What is Local Kriging Neighbourhood Optimisation or LKNO? Well it stems from the fact that every block estimated in a model is independent of every other block estimate and therefore the parameters used for each block do not need to be identical. LKNO is an alternative approach to optimising estimation parameters and ensures that each block is estimated with the best possible combination of parameters. The way it works is that kriging estimates are performed using a range of parameter options and the estimate that produces the best result, that is the one that produces the highest kriging efficiency and / or slope of regression is the one that is selected.
Adding an LKNO
In order to add an LKNO component you will need to group your data Assay over Domain.
You will also need to have generated your variograms.
Right click on the domain you wish to optimise and select Add | LKNO.
The first step is to specify the block model origin and block size. The default values are taken from the sample data and you can either edit them manually or alternatively if you want to use your loaded block model you can select it from the drop-down menu.

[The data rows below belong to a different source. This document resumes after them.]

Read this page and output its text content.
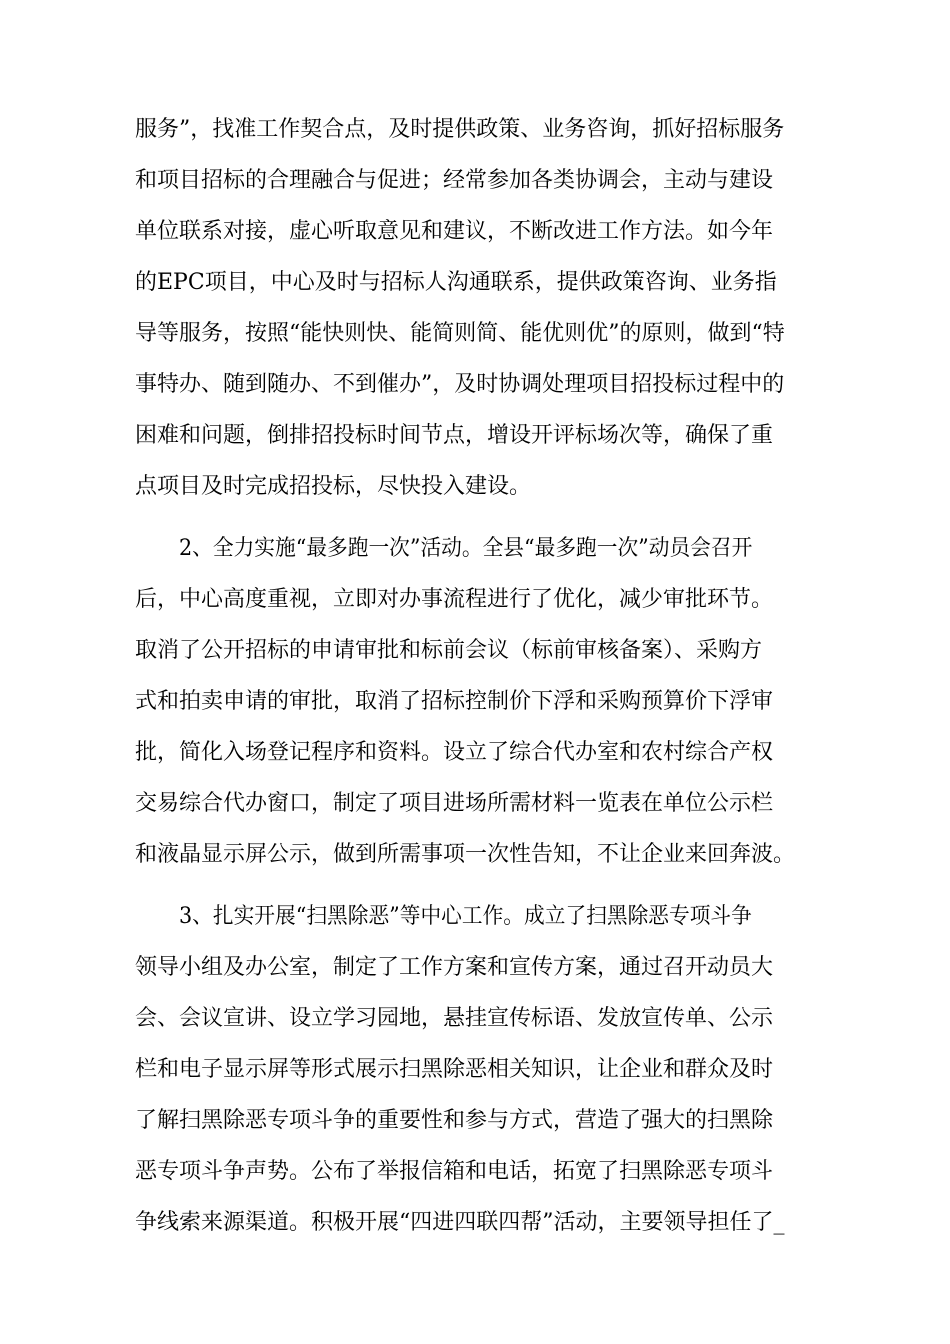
服务”，找准工作契合点，及时提供政策、业务咨询，抓好招标服务
和项目招标的合理融合与促进；经常参加各类协调会，主动与建设
单位联系对接，虚心听取意见和建议，不断改进工作方法。如今年
的EPC项目，中心及时与招标人沟通联系，提供政策咨询、业务指
导等服务，按照“能快则快、能简则简、能优则优”的原则，做到“特
事特办、随到随办、不到催办”，及时协调处理项目招投标过程中的
困难和问题，倒排招投标时间节点，增设开评标场次等，确保了重
点项目及时完成招投标，尽快投入建设。
2、全力实施“最多跑一次”活动。全县“最多跑一次”动员会召开
后，中心高度重视，立即对办事流程进行了优化，减少审批环节。
取消了公开招标的申请审批和标前会议（标前审核备案）、采购方
式和拍卖申请的审批，取消了招标控制价下浮和采购预算价下浮审
批，简化入场登记程序和资料。设立了综合代办室和农村综合产权
交易综合代办窗口，制定了项目进场所需材料一览表在单位公示栏
和液晶显示屏公示，做到所需事项一次性告知，不让企业来回奔波。
3、扎实开展“扫黑除恶”等中心工作。成立了扫黑除恶专项斗争
领导小组及办公室，制定了工作方案和宣传方案，通过召开动员大
会、会议宣讲、设立学习园地，悬挂宣传标语、发放宣传单、公示
栏和电子显示屏等形式展示扫黑除恶相关知识，让企业和群众及时
了解扫黑除恶专项斗争的重要性和参与方式，营造了强大的扫黑除
恶专项斗争声势。公布了举报信箱和电话，拓宽了扫黑除恶专项斗
争线索来源渠道。积极开展“四进四联四帮”活动，主要领导担任了_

Next step is to ensure that the correct variograms will be used in the estimation are selected.
The default setting is the variogram generated for that particular domain but if you want to use variograms from a different domain you can do so by clicking on the browse button and selecting the appropriate model.

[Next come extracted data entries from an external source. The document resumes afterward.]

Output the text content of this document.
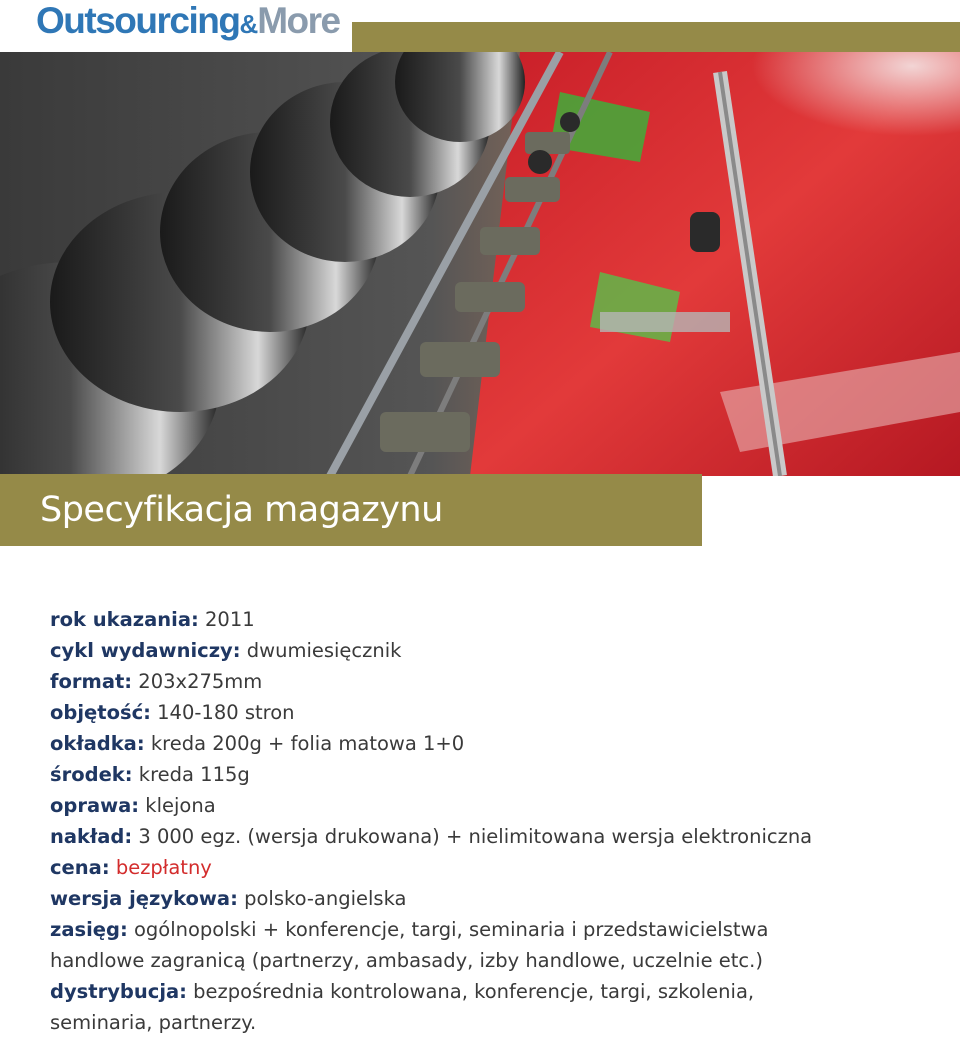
Outsourcing & More
Specyfikacja magazynu
rok ukazania: 2011
cykl wydawniczy: dwumiesięcznik
format: 203x275mm
objętość: 140-180 stron
okładka: kreda 200g + folia matowa 1+0
środek: kreda 115g
oprawa: klejona
nakład: 3 000 egz. (wersja drukowana) + nielimitowana wersja elektroniczna
cena: bezpłatny
wersja językowa: polsko-angielska
zasięg: ogólnopolski + konferencje, targi, seminaria i przedstawicielstwa
handlowe zagranicą (partnerzy, ambasady, izby handlowe, uczelnie etc.)
dystrybucja: bezpośrednia kontrolowana, konferencje, targi, szkolenia,
seminaria, partnerzy.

The search angles are read from the variogram model.
You can manually edit the discretisation points in the X, Y and Z directions.
For top cutting you have three options:
- Don’t apply a top cut
- Apply a global top cut by specifying either a grade or metal percentage
- Apply a local top cut by specifying a CV limit for samples used to estimate that block or metal by percentage
The parameter set number will allow you to identify which parameter set was used to estimate each block in the resultant model. You can define up to 25 parameter sets.

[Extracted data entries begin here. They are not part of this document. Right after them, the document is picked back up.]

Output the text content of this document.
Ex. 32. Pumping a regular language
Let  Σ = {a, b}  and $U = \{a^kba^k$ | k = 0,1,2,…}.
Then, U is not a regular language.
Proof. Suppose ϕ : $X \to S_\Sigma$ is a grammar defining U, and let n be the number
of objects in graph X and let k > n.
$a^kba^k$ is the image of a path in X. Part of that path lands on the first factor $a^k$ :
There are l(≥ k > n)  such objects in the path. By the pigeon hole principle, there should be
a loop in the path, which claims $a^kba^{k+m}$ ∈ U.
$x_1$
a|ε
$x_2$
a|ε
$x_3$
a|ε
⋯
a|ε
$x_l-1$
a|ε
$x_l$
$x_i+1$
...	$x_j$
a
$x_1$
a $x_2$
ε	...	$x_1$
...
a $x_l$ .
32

You can choose to optimize the Krigging Efficiency, the Slope of Regression, or both.
The tolerance controls whether an estimate is accepted or rejected.
Click on the update button to run the estimate.
The estimation uses ordinary kriging and what is happening is that the initial estimate uses the parameters defined by Parameter set 0 and the results saved to a block model. The estimate is then run again using the parameters defined by Parameter set 1 and if the KE for a particular block is greater than the one stored in the block model then all the results for that particular block are replaced. This happens for each of the parameter sets. The result is each block in the resulting grade model is based on the best combination of search parameters.
You can view the resultant block model in the 3D viewer.
By default the blocks are coloured according to parameter set.
In this example because the search distance increased for each parameter set the blocks within the area of close spaced drilling have been estimated using the parameter set 0.
You can change the parameter the block model is coloured on from the drop down menu.
To export the parameter set table to a csv file right click anywhere within the table either in the 3D viewer or the LKNO tabs and select Export then CSV
There are two options for exporting the results: The first method is to click on the result tab and right click anywhere within the table and select Export and then csv.
The second method is useful if you are wanting to perform model validation within Supervisor as it not only creates the .csv file but automatically loads it into Supervisor as block data. Right click on the LKNO component in the data tree and select Export.
Enter the file name in the window and select Save. The block data will appear in the data tree and from there you can insert a model validation.